Home > System Design > High Level Design

High Level Design

RSM (Reliability, Scalability, Maintainability) - tradeoff exists between each

Scalability - property of a system to continue to maintain desired performance proportional to the resources added for handling more work

Fallacies of Distributed Systems

False assumptions that people new to distributed applications make:

the network is reliable
latency is zero
bandwidth is infinite
the network is secure
topology doesn’t change (impacts bandwidth and latency negatively)
there is one administrator (existence of conflicting policies)
transport cost is zero (building and maintaining costs)
the network is homogeneous (variations in latency and bandwidth across parts of network)

Tradeoffs

Performance vs Scalability
Latency vs Throughput
Consistency vs Availibility (read CAP Theorem)
Latency vs Memory (caching)
Latency vs Accuracy (cache freshness)

CAP Theorem and PACELC

In a highly distributed system, choose any two amongst - Consistency, Availibility, and Partition Tolerance (network breaking up). Networks are always unreliable, so the choice comes down to Consistency vs Availability in the presence of partitions.

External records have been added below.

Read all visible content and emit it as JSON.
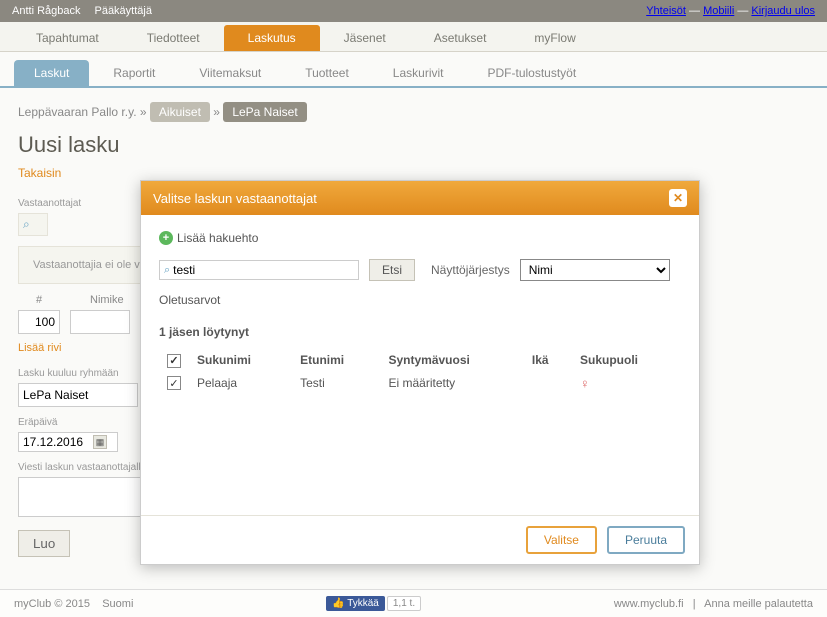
{
  "topbar": {
    "user": "Antti Rågback",
    "role": "Pääkäyttäjä",
    "links": {
      "communities": "Yhteisöt",
      "mobile": "Mobiili",
      "logout": "Kirjaudu ulos"
    }
  },
  "maintabs": [
    "Tapahtumat",
    "Tiedotteet",
    "Laskutus",
    "Jäsenet",
    "Asetukset",
    "myFlow"
  ],
  "subtabs": [
    "Laskut",
    "Raportit",
    "Viitemaksut",
    "Tuotteet",
    "Laskurivit",
    "PDF-tulostustyöt"
  ],
  "breadcrumb": {
    "org": "Leppävaaran Pallo r.y.",
    "sep": "»",
    "group1": "Aikuiset",
    "group2": "LePa Naiset"
  },
  "page": {
    "title": "Uusi lasku",
    "back": "Takaisin",
    "recipients_label": "Vastaanottajat",
    "no_recipients": "Vastaanottajia ei ole valittu",
    "row_headers": {
      "num": "#",
      "name": "Nimike"
    },
    "row_values": {
      "num": "100"
    },
    "add_row": "Lisää rivi",
    "group_label": "Lasku kuuluu ryhmään",
    "group_value": "LePa Naiset",
    "duedate_label": "Eräpäivä",
    "duedate_value": "17.12.2016",
    "msg_label": "Viesti laskun vastaanottajalle",
    "create": "Luo"
  },
  "modal": {
    "title": "Valitse laskun vastaanottajat",
    "add_filter": "Lisää hakuehto",
    "search_value": "testi",
    "search_btn": "Etsi",
    "sort_label": "Näyttöjärjestys",
    "sort_value": "Nimi",
    "defaults": "Oletusarvot",
    "found": "1 jäsen löytynyt",
    "columns": {
      "lastname": "Sukunimi",
      "firstname": "Etunimi",
      "birthyear": "Syntymävuosi",
      "age": "Ikä",
      "gender": "Sukupuoli"
    },
    "rows": [
      {
        "lastname": "Pelaaja",
        "firstname": "Testi",
        "birthyear": "Ei määritetty",
        "age": "",
        "gender_icon": "♀"
      }
    ],
    "select": "Valitse",
    "cancel": "Peruuta"
  },
  "footer": {
    "copyright": "myClub © 2015",
    "lang": "Suomi",
    "like": "Tykkää",
    "like_count": "1,1 t.",
    "url": "www.myclub.fi",
    "feedback": "Anna meille palautetta"
  }
}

CP - all nodes reads the latest writes. Used in systems which require atomic reads and writes, if system can’t verify sync across nodes (consistency) it will respond with error, violating availability. Ex - Redis, MongoDB.
AP - nodes may not have the latest write data. Used in systems where eventual consistency is allowed, or when the system needs to continue sending data back despite external errors. The node won’t wait for sync to happen, it will send whatever data it has. Ex - Cassandra, CouchDB.

“A data store is available if and only if all get and set requests eventually return a response that’s part of their specification. This does not permit error responses, since a system could be trivially available by always returning an error.” ― CAP FAQ

Video: What is CAP Theorem?

PACELC Theorem: In case of (“PAC”) we need to choose between C or A, (E)lse (even if system is running normally in the absence of partitions), we need to choose between (L)atency and (C)onsistency.

We do have CA in non-distributed systems like RDBMS like MySQL, Postgres, etc… it is called ACID there and its a fundamental property of SQL transactions.

Availability and Consistency

Availability is insured by:

fail-over (master-master standby and master-slave standby)
replication (maintain multiple copies of the same data to prevent loss in events of catastrophe)

Availability is the percentage of uptime of a system. Overall availability of a system containing multiple components prone to failure depends on:

sequence (this means exactly all components must be functioning for the system to work properly): A1 * A2
parallel (this means atleast one component must be functioning for the system to work properly): 1 - ((1 - A1) * (1 - A2)) (so basically the system only goes down only if all the components go down)

Ex - if a system has two components each having 99.00% availability, then in sequence the overall system’s availablity goes down (98.01%), but in parallel, it goes up (99.99%).

Consistency is insured by: sharing updates between multiple replicas (one master many slaves, or all masters)

Some techniques for achieving consistency:

Full Mesh: everyone is connected to everyone so data is broadcasted to everyone, not feasible in large clusters
Coordination Service: a third party component chooses a leader node, all nodes send their message to leader and leader acts as their representative. Ex - Zookeeper.
Distributed Cache: a central source of knowledge (a cache) is placed, nodes fetch data periodically from it
Gossip Protocol: each node selects another node periodically and shares data with it
Random Leader Selection: elect a leader using a simple algorithm. Ex - Leader election in RAFT Concensus Algorithm animations

Levels of Consistency

Max Consistency - all writes are available globally to everyone reading from any part of the system. In simple words, ensures that every node or replica has the same view of data at a given time, irrespective of which client has updated the data.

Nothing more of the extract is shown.